To get a treatment and control group, Dale and Krueger compared students with similar backgrounds who were accepted by the same schools but chose different ones. Some students who got into Harvard attended Penn State—perhaps to be nearer to a girlfriend or boyfriend or because there was a professor they wanted to study under. These students, in other words, were just as talented, according to admissions committees, as those who went to Harvard. But they had different educational experiences.
So when two students, from similar backgrounds, both got into Harvard but one chose Penn State, what happened? The researchers’ results were just as stunning as those on Stuyvesant High School. Those students ended up with more or less the same incomes in their careers. If future salary is the measure, similar students accepted to similarly prestigious schools who choose to attend different schools end up in about the same place.
Our newspapers are peppered with articles about hugely successful people who attended Ivy League schools: people like Microsoft founder Bill Gates and Facebook founders Mark Zuckerberg and Dustin Moskovitz, all of whom attended Harvard. (Granted, they all dropped out, raising additional questions about the value of an Ivy League education.)
There are also stories of people who were talented enough to get accepted to an Ivy League school, chose to attend a less prestigious school, and had extremely successful lives: people like Warren Buffett, who started at the Wharton School at the University of Pennsylvania, an Ivy League business school, but transferred to the University of Nebraska–Lincoln because it was cheaper, he hated Philadelphia, and he thought the Wharton classes were boring.
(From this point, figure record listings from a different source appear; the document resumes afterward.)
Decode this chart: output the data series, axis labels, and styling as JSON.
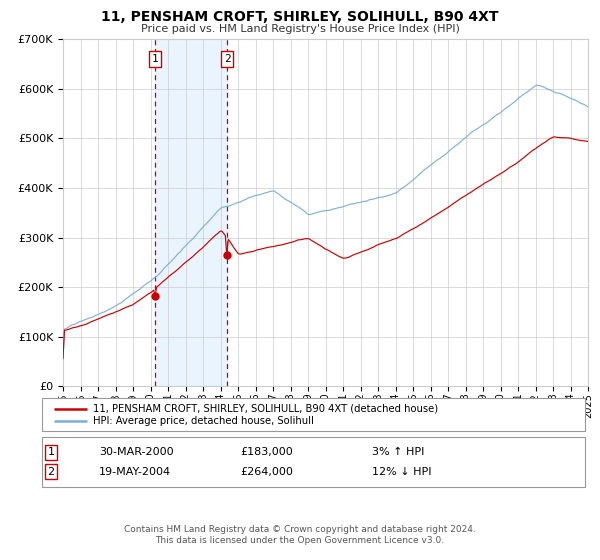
{
  "title": "11, PENSHAM CROFT, SHIRLEY, SOLIHULL, B90 4XT",
  "subtitle": "Price paid vs. HM Land Registry's House Price Index (HPI)",
  "legend_property": "11, PENSHAM CROFT, SHIRLEY, SOLIHULL, B90 4XT (detached house)",
  "legend_hpi": "HPI: Average price, detached house, Solihull",
  "annotation1_date": "30-MAR-2000",
  "annotation1_price": "£183,000",
  "annotation1_hpi": "3% ↑ HPI",
  "annotation2_date": "19-MAY-2004",
  "annotation2_price": "£264,000",
  "annotation2_hpi": "12% ↓ HPI",
  "footer1": "Contains HM Land Registry data © Crown copyright and database right 2024.",
  "footer2": "This data is licensed under the Open Government Licence v3.0.",
  "property_color": "#cc0000",
  "hpi_color": "#7aaed4",
  "background_color": "#ffffff",
  "grid_color": "#cccccc",
  "shade_color": "#ddeeff",
  "vline_color": "#cc0000",
  "point1_year": 2000.25,
  "point1_value": 183000,
  "point2_year": 2004.38,
  "point2_value": 264000,
  "year_start": 1995,
  "year_end": 2025,
  "ylim_max": 700000,
  "yticks": [
    0,
    100000,
    200000,
    300000,
    400000,
    500000,
    600000,
    700000
  ]
}
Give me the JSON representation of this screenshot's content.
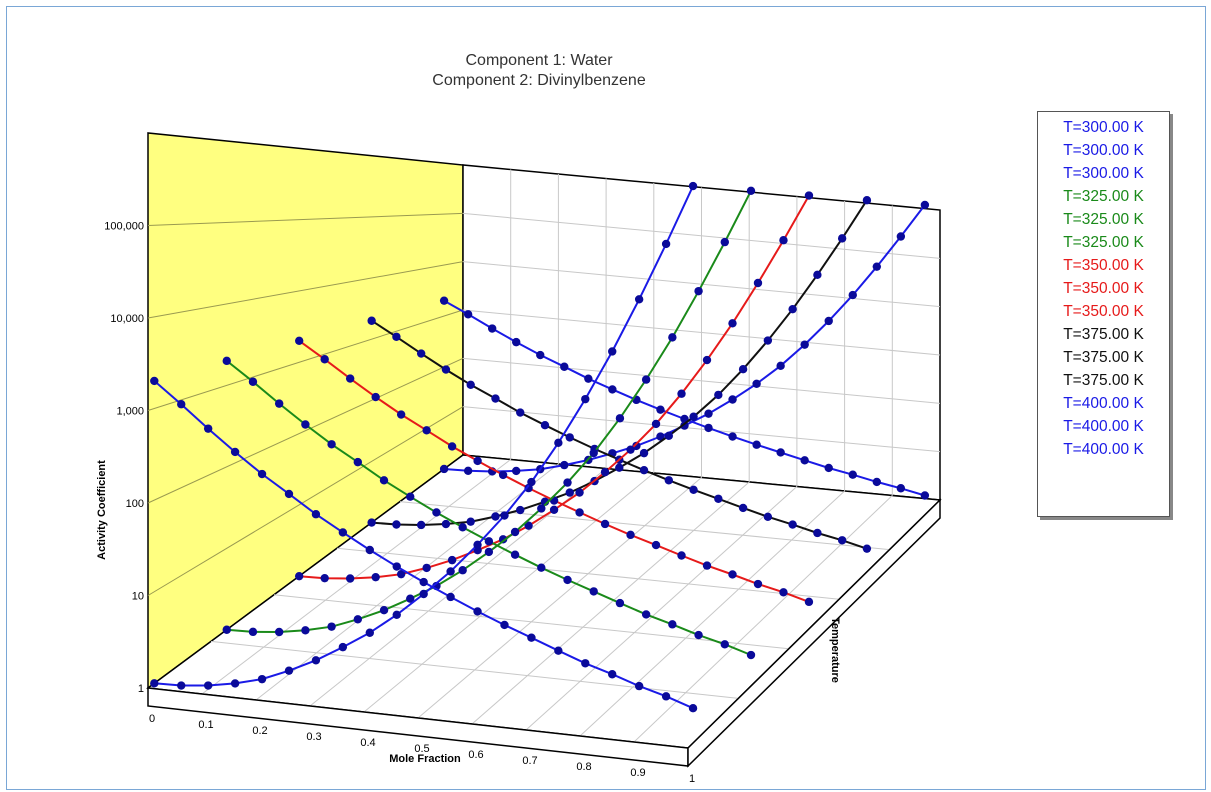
{
  "chart_data": {
    "type": "line",
    "title": [
      "Component 1: Water",
      "Component 2: Divinylbenzene"
    ],
    "xlabel": "Mole Fraction",
    "ylabel": "Activity Coefficient",
    "zlabel": "Temperature",
    "x_ticks": [
      "0",
      "0.1",
      "0.2",
      "0.3",
      "0.4",
      "0.5",
      "0.6",
      "0.7",
      "0.8",
      "0.9",
      "1"
    ],
    "y_ticks": [
      "1",
      "10",
      "100",
      "1,000",
      "10,000",
      "100,000"
    ],
    "y_scale": "log",
    "xlim": [
      0,
      1
    ],
    "ylim": [
      1,
      1000000
    ],
    "legend": {
      "placement": "right",
      "entries": [
        {
          "label": "T=300.00 K",
          "color": "#1a1ae6"
        },
        {
          "label": "T=300.00 K",
          "color": "#1a1ae6"
        },
        {
          "label": "T=300.00 K",
          "color": "#1a1ae6"
        },
        {
          "label": "T=325.00 K",
          "color": "#1a8a1a"
        },
        {
          "label": "T=325.00 K",
          "color": "#1a8a1a"
        },
        {
          "label": "T=325.00 K",
          "color": "#1a8a1a"
        },
        {
          "label": "T=350.00 K",
          "color": "#e61a1a"
        },
        {
          "label": "T=350.00 K",
          "color": "#e61a1a"
        },
        {
          "label": "T=350.00 K",
          "color": "#e61a1a"
        },
        {
          "label": "T=375.00 K",
          "color": "#111111"
        },
        {
          "label": "T=375.00 K",
          "color": "#111111"
        },
        {
          "label": "T=375.00 K",
          "color": "#111111"
        },
        {
          "label": "T=400.00 K",
          "color": "#1a1ae6"
        },
        {
          "label": "T=400.00 K",
          "color": "#1a1ae6"
        },
        {
          "label": "T=400.00 K",
          "color": "#1a1ae6"
        }
      ]
    },
    "series": [
      {
        "color": "#1a1ae6",
        "x": [
          0,
          0.05,
          0.1,
          0.15,
          0.2,
          0.25,
          0.3,
          0.35,
          0.4,
          0.45,
          0.5,
          0.55,
          0.6,
          0.65,
          0.7,
          0.75,
          0.8,
          0.85,
          0.9,
          0.95,
          1
        ],
        "gamma1": [
          2000,
          1200,
          700,
          420,
          260,
          170,
          110,
          75,
          52,
          37,
          27,
          20,
          15,
          11.5,
          9,
          7,
          5.5,
          4.5,
          3.6,
          3,
          2.4
        ],
        "gamma2": [
          1,
          1.02,
          1.1,
          1.25,
          1.5,
          2,
          2.8,
          4.2,
          6.5,
          11,
          20,
          38,
          80,
          180,
          450,
          1300,
          4200,
          15000,
          60000,
          260000,
          1200000
        ]
      },
      {
        "color": "#1a8a1a",
        "x": [
          0,
          0.05,
          0.1,
          0.15,
          0.2,
          0.25,
          0.3,
          0.35,
          0.4,
          0.45,
          0.5,
          0.55,
          0.6,
          0.65,
          0.7,
          0.75,
          0.8,
          0.85,
          0.9,
          0.95,
          1
        ],
        "gamma1": [
          2000,
          1200,
          700,
          420,
          260,
          170,
          110,
          75,
          52,
          37,
          27,
          20,
          15,
          11.5,
          9,
          7,
          5.5,
          4.5,
          3.6,
          3,
          2.4
        ],
        "gamma2": [
          1,
          1.02,
          1.1,
          1.25,
          1.5,
          2,
          2.8,
          4.2,
          6.5,
          11,
          20,
          38,
          80,
          180,
          450,
          1300,
          4200,
          15000,
          60000,
          260000,
          1200000
        ]
      },
      {
        "color": "#e61a1a",
        "x": [
          0,
          0.05,
          0.1,
          0.15,
          0.2,
          0.25,
          0.3,
          0.35,
          0.4,
          0.45,
          0.5,
          0.55,
          0.6,
          0.65,
          0.7,
          0.75,
          0.8,
          0.85,
          0.9,
          0.95,
          1
        ],
        "gamma1": [
          2000,
          1200,
          700,
          420,
          260,
          170,
          110,
          75,
          52,
          37,
          27,
          20,
          15,
          11.5,
          9,
          7,
          5.5,
          4.5,
          3.6,
          3,
          2.4
        ],
        "gamma2": [
          1,
          1.02,
          1.1,
          1.25,
          1.5,
          2,
          2.8,
          4.2,
          6.5,
          11,
          20,
          38,
          80,
          180,
          450,
          1300,
          4200,
          15000,
          60000,
          260000,
          1200000
        ]
      },
      {
        "color": "#111111",
        "x": [
          0,
          0.05,
          0.1,
          0.15,
          0.2,
          0.25,
          0.3,
          0.35,
          0.4,
          0.45,
          0.5,
          0.55,
          0.6,
          0.65,
          0.7,
          0.75,
          0.8,
          0.85,
          0.9,
          0.95,
          1
        ],
        "gamma1": [
          2000,
          1200,
          700,
          420,
          260,
          170,
          110,
          75,
          52,
          37,
          27,
          20,
          15,
          11.5,
          9,
          7,
          5.5,
          4.5,
          3.6,
          3,
          2.4
        ],
        "gamma2": [
          1,
          1.02,
          1.1,
          1.25,
          1.5,
          2,
          2.8,
          4.2,
          6.5,
          11,
          20,
          38,
          80,
          180,
          450,
          1300,
          4200,
          15000,
          60000,
          260000,
          1200000
        ]
      },
      {
        "color": "#1a1ae6",
        "x": [
          0,
          0.05,
          0.1,
          0.15,
          0.2,
          0.25,
          0.3,
          0.35,
          0.4,
          0.45,
          0.5,
          0.55,
          0.6,
          0.65,
          0.7,
          0.75,
          0.8,
          0.85,
          0.9,
          0.95,
          1
        ],
        "gamma1": [
          2000,
          1200,
          700,
          420,
          260,
          170,
          110,
          75,
          52,
          37,
          27,
          20,
          15,
          11.5,
          9,
          7,
          5.5,
          4.5,
          3.6,
          3,
          2.4
        ],
        "gamma2": [
          1,
          1.02,
          1.1,
          1.25,
          1.5,
          2,
          2.8,
          4.2,
          6.5,
          11,
          20,
          38,
          80,
          180,
          450,
          1300,
          4200,
          15000,
          60000,
          260000,
          1200000
        ]
      }
    ],
    "marker_color": "#0a0a9a",
    "back_wall_color": "#ffff80",
    "grid": true
  }
}
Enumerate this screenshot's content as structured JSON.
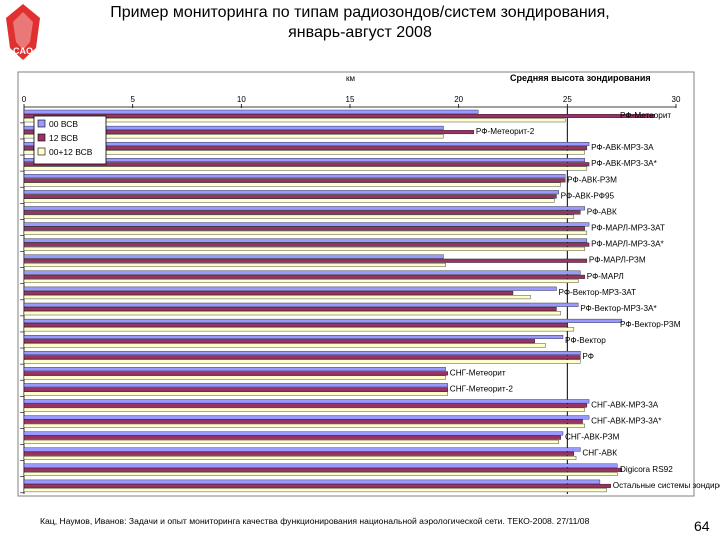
{
  "slide": {
    "title_line1": "Пример мониторинга по типам радиозондов/систем зондирования,",
    "title_line2": "январь-август 2008",
    "footer": "Кац, Наумов, Иванов: Задачи и опыт мониторинга качества функционирования национальной аэрологической сети. ТЕКО-2008. 27/11/08",
    "page_number": "64",
    "logo_text": "CAO"
  },
  "colors": {
    "series_00": "#9999ff",
    "series_12": "#993366",
    "series_0012": "#ffffcc",
    "frame": "#808080",
    "grid": "#000000"
  },
  "chart_data": {
    "type": "bar",
    "orientation": "horizontal",
    "title": "Средняя высота зондирования",
    "unit_label": "км",
    "xlim": [
      0,
      30
    ],
    "xticks": [
      0,
      5,
      10,
      15,
      20,
      25,
      30
    ],
    "reference_line": 25,
    "legend": [
      "00 ВСВ",
      "12 ВСВ",
      "00+12 ВСВ"
    ],
    "categories": [
      "РФ-Метеорит",
      "РФ-Метеорит-2",
      "РФ-АВК-МРЗ-3А",
      "РФ-АВК-МРЗ-3А*",
      "РФ-АВК-РЗМ",
      "РФ-АВК-РФ95",
      "РФ-АВК",
      "РФ-МАРЛ-МРЗ-3АТ",
      "РФ-МАРЛ-МРЗ-3А*",
      "РФ-МАРЛ-РЗМ",
      "РФ-МАРЛ",
      "РФ-Вектор-МРЗ-3АТ",
      "РФ-Вектор-МРЗ-3А*",
      "РФ-Вектор-РЗМ",
      "РФ-Вектор",
      "РФ",
      "СНГ-Метеорит",
      "СНГ-Метеорит-2",
      "СНГ-АВК-МРЗ-3А",
      "СНГ-АВК-МРЗ-3А*",
      "СНГ-АВК-РЗМ",
      "СНГ-АВК",
      "Digicora RS92",
      "Остальные системы зондирования"
    ],
    "series": [
      {
        "name": "00 ВСВ",
        "values": [
          20.9,
          19.3,
          26.0,
          25.8,
          24.9,
          24.6,
          25.8,
          26.0,
          25.9,
          19.3,
          25.6,
          24.5,
          25.5,
          27.5,
          24.8,
          25.6,
          19.4,
          19.5,
          26.0,
          26.0,
          24.8,
          25.6,
          27.3,
          26.5
        ]
      },
      {
        "name": "12 ВСВ",
        "values": [
          29.0,
          20.7,
          25.9,
          26.0,
          24.9,
          24.5,
          25.6,
          25.8,
          26.0,
          25.9,
          25.8,
          22.5,
          24.5,
          25.0,
          23.5,
          25.6,
          19.5,
          19.5,
          25.9,
          25.7,
          24.7,
          25.3,
          27.5,
          27.0
        ]
      },
      {
        "name": "00+12 ВСВ",
        "values": [
          24.9,
          19.3,
          25.8,
          25.9,
          24.7,
          24.4,
          25.3,
          25.9,
          25.8,
          19.4,
          25.5,
          23.3,
          24.7,
          25.3,
          24.0,
          25.6,
          19.4,
          19.5,
          25.8,
          25.8,
          24.6,
          25.4,
          27.3,
          26.8
        ]
      }
    ]
  }
}
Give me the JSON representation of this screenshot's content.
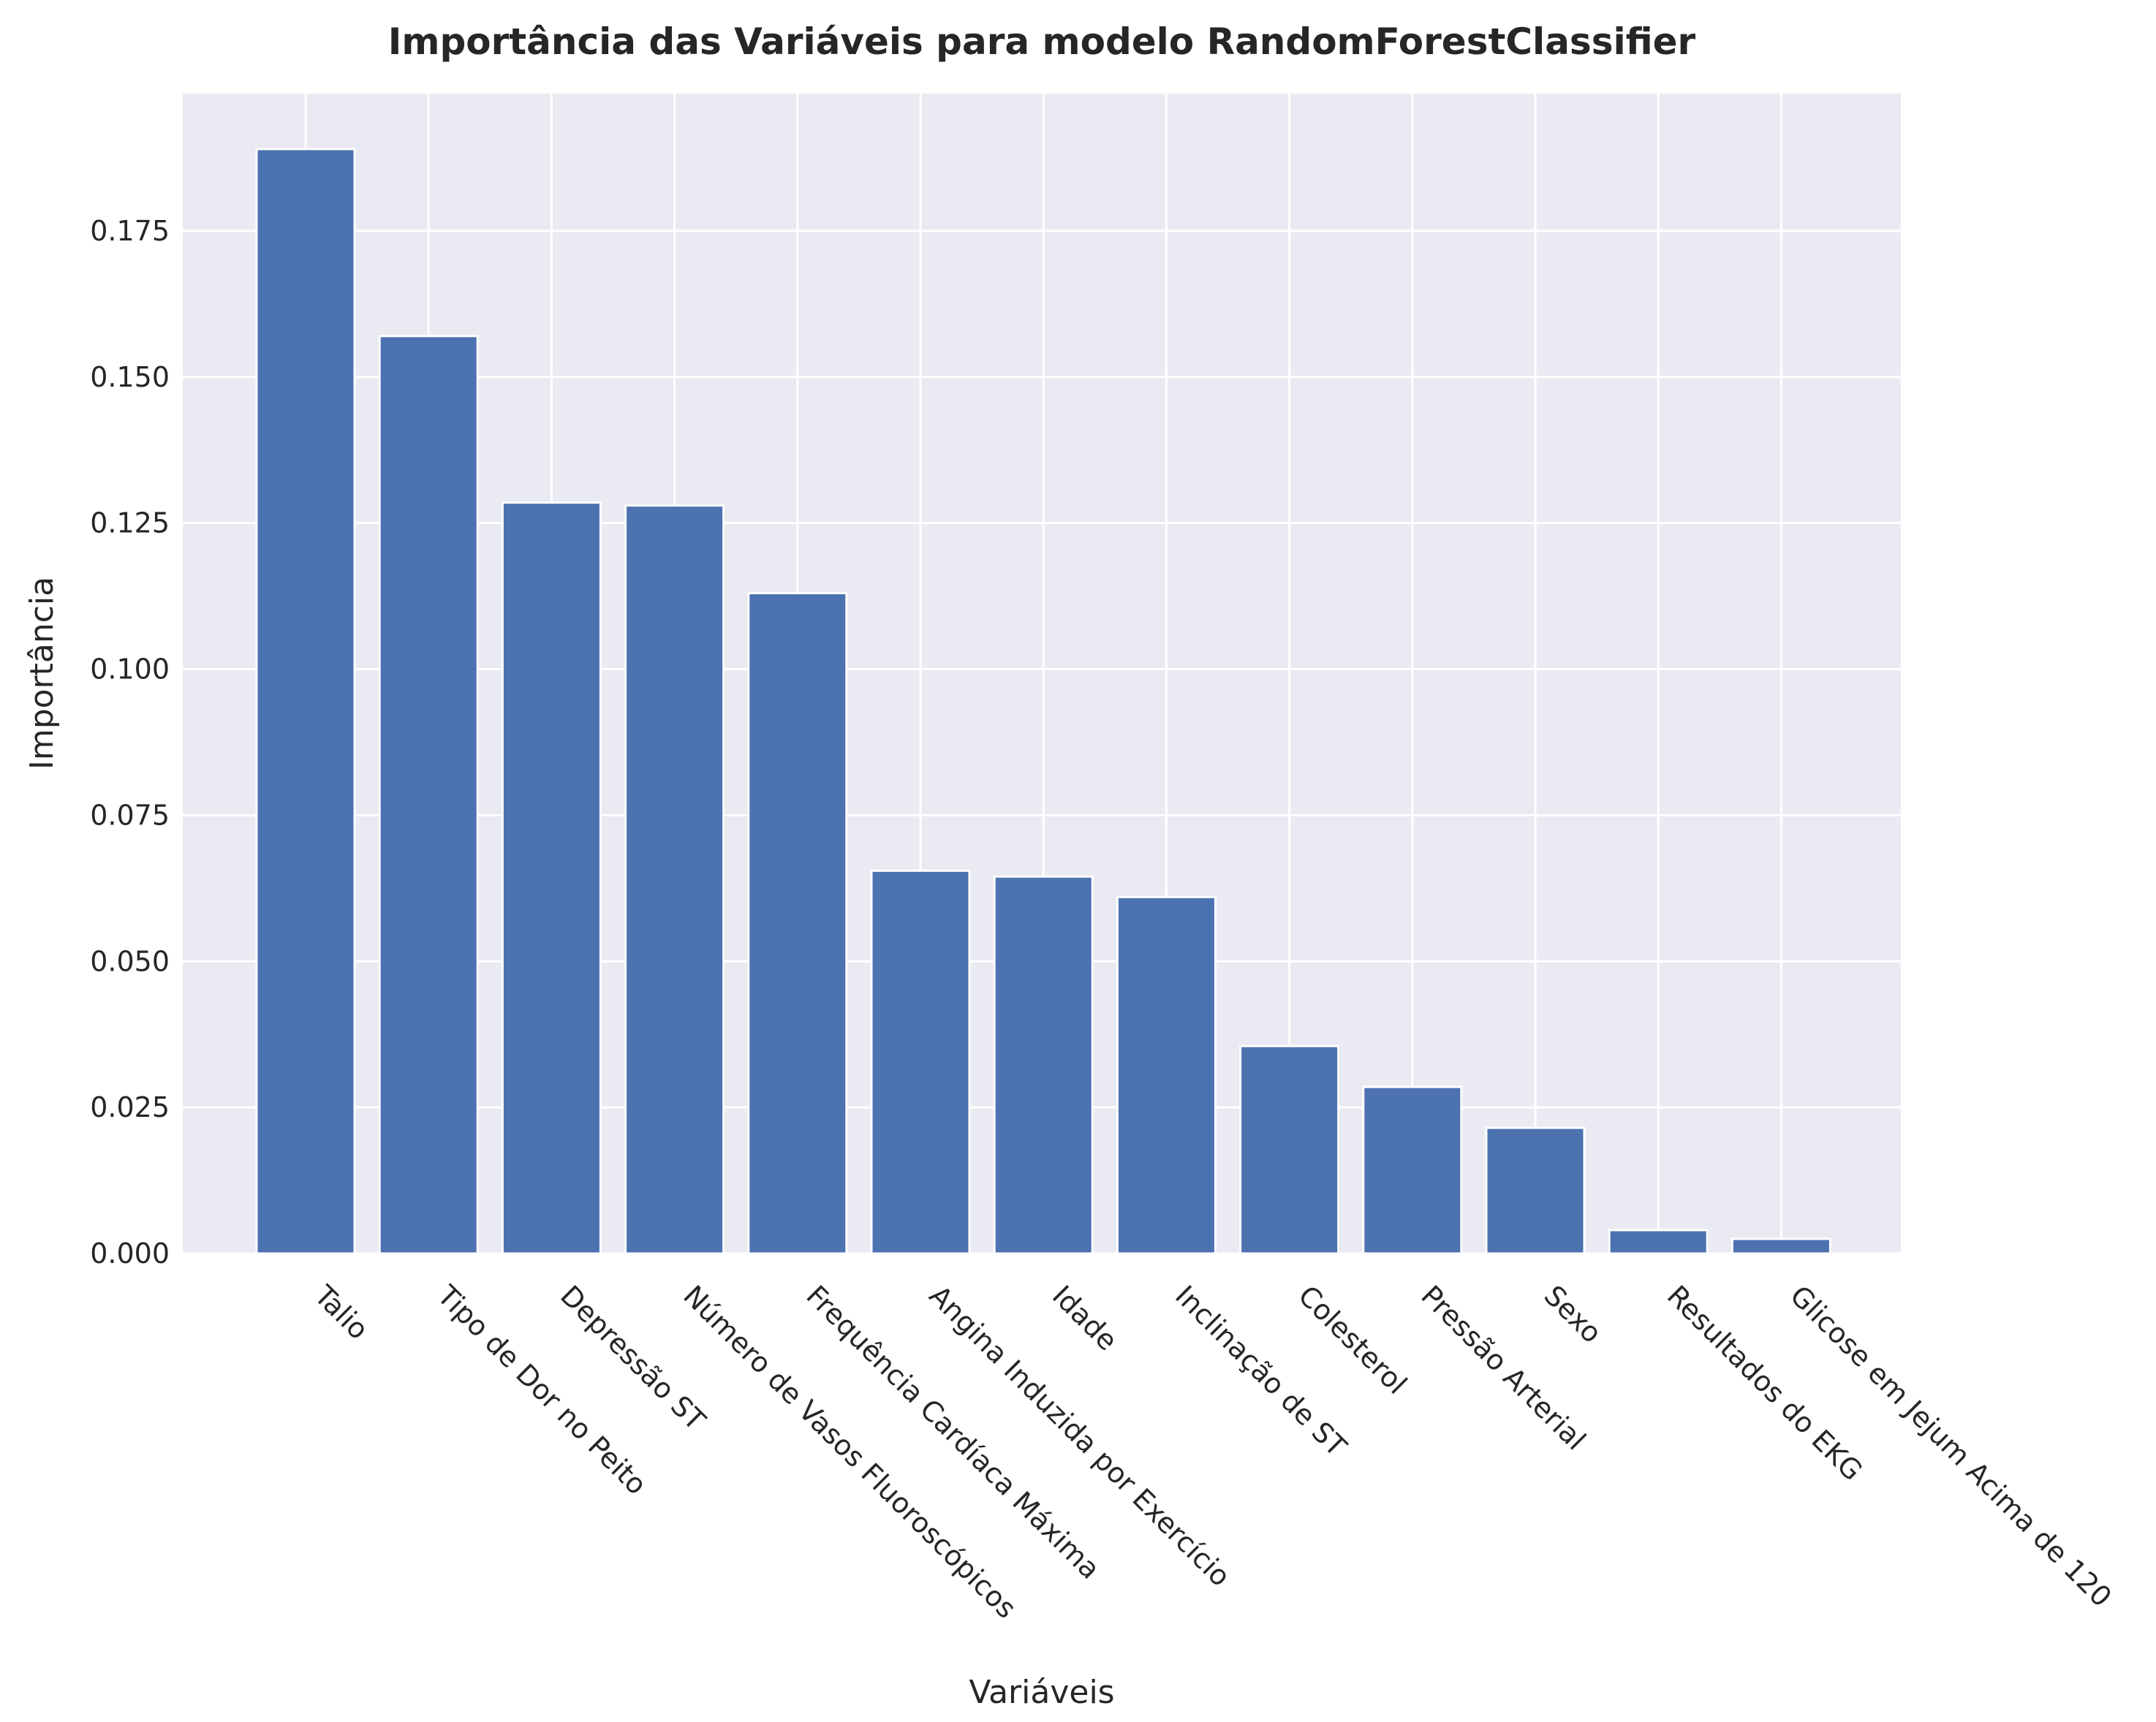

The data suggests, earnings-wise at least, that choosing to attend a less prestigious school is a fine decision, for Buffett and others.
This book is called Everybody Lies. By this, I mostly mean that people lie—to friends, to surveys, and to themselves—to make themselves look better.
But the world also lies to us by presenting us with faulty, misleading data. The world shows us a huge number of successful Harvard graduates but fewer successful Penn State graduates, and we assume that there is a huge advantage to going to Harvard.
By cleverly making sense of nature’s experiments, we can correctly make sense of the world’s data—to find what’s really useful and what is not.
Natural experiments relate to the previous chapter, as well. They often require zooming in—on the treatment and control groups: the cities in the Super Bowl experiment, the counties in the Medicare pricing experiment, the students close to the cutoff in the Stuyvesant experiment. And zooming in, as discussed in the previous chapter, often requires large, comprehensive datasets—of the type that are increasingly available as the world is digitized. Since we don’t know when nature will choose to run her experiments, we can’t set up a small survey to measure the results. We need a lot of existing data to learn from these interventions. We need Big Data.
There is one more important point to make about the experiments—either our own or those of nature—detailed in this chapter. Much of this book has focused on understanding the world—how much racism cost Obama, how many men are really gay, how insecure men and women are about their bodies. But these controlled or natural experiments have a more practical bent. They aim to improve our decision making, to help us learn interventions that work and those that do not.
Companies can learn how to get more customers. The government can learn how to use reimbursement to best motivate doctors. Students can learn what schools will prove most valuable. These experiments demonstrate the potential of Big Data to replace guesses, conventional wisdom, and shoddy correlations with what actually works—causally.